Tuesday, June 12, 2007

Bumper Stickers

It's been a while since I've done a post about bumper stickers. Why you ask? Because I haven't seen very many lately. Almost none. Once in a while the usual, "You call me a BITCH like that's a bad thing." Boy, is that one getting old. *snore* And there are always a lot of NASCAR stickers to look at on the backs of vehicles. Personally, I just don't get the whole NASCAR thing. But then I never got "Days of Our Lives" or "General Hospital" either. The beer drinking part I get, but I don't need anything NASCAR to drink me some beers or 2. I also have stopped taking note of most of the political bumper stickers. You've all seen them all, too. *snore*

Then, the other day I saw this sticker on the ass of a Saturn:

If you're not OUTRAGED,
you're not paying attention.

Well, ok then, color me outraged...


Eh. *snore* Just can’t keep that outrage on track. Sorry, downer dude in the Saturn. I’m just too Happy.


Yeah, probably the beer thing.

Then a couple of days ago, I saw this oldie-but-goodie:

I don’t suffer from insanity,
I enjoy every minute of it.

Words of wisdom, Lloyd, my man. Words of wisdom.

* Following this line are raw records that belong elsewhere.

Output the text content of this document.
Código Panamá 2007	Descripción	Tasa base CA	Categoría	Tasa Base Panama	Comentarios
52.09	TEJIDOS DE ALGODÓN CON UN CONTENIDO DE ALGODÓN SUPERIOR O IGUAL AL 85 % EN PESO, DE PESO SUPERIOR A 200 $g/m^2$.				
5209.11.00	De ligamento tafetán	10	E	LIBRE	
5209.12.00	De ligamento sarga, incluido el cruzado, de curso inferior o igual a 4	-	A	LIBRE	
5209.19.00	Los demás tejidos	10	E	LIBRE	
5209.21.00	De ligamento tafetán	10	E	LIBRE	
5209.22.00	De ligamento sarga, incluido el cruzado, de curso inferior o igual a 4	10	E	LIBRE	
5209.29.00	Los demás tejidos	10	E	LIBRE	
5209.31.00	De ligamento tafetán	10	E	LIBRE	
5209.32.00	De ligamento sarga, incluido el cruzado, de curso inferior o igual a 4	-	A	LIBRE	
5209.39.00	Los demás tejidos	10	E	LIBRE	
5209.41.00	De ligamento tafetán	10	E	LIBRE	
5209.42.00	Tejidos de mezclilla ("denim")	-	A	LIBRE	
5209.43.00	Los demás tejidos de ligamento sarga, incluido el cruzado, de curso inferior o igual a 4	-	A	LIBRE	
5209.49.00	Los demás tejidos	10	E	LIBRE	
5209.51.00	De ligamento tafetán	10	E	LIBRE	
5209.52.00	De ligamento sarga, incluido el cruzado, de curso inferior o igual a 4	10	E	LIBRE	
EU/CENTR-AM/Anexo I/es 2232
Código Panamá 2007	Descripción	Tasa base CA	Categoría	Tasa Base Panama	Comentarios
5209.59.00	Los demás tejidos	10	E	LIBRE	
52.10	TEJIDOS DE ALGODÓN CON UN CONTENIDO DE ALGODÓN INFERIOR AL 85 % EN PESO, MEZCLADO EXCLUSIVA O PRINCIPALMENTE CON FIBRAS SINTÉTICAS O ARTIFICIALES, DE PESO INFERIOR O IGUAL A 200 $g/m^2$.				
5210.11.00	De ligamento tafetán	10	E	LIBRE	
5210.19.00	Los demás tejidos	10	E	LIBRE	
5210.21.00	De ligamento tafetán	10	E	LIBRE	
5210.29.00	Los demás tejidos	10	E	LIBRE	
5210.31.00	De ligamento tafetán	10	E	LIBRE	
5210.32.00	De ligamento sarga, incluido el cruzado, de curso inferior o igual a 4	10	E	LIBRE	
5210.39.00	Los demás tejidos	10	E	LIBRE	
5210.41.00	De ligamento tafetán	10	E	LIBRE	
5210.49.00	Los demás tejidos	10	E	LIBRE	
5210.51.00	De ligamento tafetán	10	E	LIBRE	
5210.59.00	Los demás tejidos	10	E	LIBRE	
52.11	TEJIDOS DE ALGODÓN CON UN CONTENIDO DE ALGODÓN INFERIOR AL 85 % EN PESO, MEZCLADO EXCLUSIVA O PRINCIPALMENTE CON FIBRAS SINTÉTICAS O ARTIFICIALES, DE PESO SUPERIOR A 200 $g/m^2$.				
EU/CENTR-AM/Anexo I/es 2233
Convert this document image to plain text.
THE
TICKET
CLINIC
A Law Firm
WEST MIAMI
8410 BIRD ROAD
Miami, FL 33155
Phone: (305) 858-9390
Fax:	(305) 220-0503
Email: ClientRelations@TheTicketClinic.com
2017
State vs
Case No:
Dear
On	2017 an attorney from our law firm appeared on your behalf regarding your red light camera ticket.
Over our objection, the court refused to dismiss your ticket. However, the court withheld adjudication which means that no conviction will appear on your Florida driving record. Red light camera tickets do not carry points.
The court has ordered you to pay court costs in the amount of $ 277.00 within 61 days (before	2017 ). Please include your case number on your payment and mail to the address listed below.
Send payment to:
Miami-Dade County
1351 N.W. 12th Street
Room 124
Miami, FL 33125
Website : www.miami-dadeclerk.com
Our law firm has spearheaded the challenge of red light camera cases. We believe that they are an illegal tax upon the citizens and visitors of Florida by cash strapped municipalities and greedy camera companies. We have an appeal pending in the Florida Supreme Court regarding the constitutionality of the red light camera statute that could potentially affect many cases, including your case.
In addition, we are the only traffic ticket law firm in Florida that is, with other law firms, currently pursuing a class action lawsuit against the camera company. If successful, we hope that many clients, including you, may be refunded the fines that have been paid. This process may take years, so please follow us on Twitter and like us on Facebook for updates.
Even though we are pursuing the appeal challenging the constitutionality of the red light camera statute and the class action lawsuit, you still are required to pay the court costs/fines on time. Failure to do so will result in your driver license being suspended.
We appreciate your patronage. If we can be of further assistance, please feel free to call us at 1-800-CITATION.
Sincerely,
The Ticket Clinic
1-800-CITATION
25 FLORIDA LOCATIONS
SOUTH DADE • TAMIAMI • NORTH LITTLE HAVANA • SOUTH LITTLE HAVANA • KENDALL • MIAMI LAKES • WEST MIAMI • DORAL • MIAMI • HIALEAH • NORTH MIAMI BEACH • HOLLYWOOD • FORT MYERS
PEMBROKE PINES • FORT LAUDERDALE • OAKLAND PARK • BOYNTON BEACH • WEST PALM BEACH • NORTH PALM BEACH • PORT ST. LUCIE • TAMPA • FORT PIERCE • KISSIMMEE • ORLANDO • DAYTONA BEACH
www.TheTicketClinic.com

And then this morning on my way from an early PT session, heading into work, I hit the motherload! A nice, new-looking Ford pickup with 7... count ‘em, SEVEN... bumper stickers on the back of it. I hit the brakes & grabbed my trusty Sony... they read, from right to left, capitalization realistically represented:

SOMEWHERE IN TEXAS
THERE’S A VILLAGE
MISSING AN IDIOT

AGAINST ABORTION?
THEN DON’T HAVE ONE

If You Want a Country
Run By Religion
Move to Iran

ONE NATION
UNDER-EDUCATED

Religions are just cults
with more members

Don’t Pray in Our School
I won’t Think in Your Church

HOMOPHOBIA
IS A SOCIAL DISEASE

I know! Me, too... I read that first one and thought to myself, “now this is going to be entertaining...” What was especially entertaining was the old guy driving the pickup... picking his nose. Eh.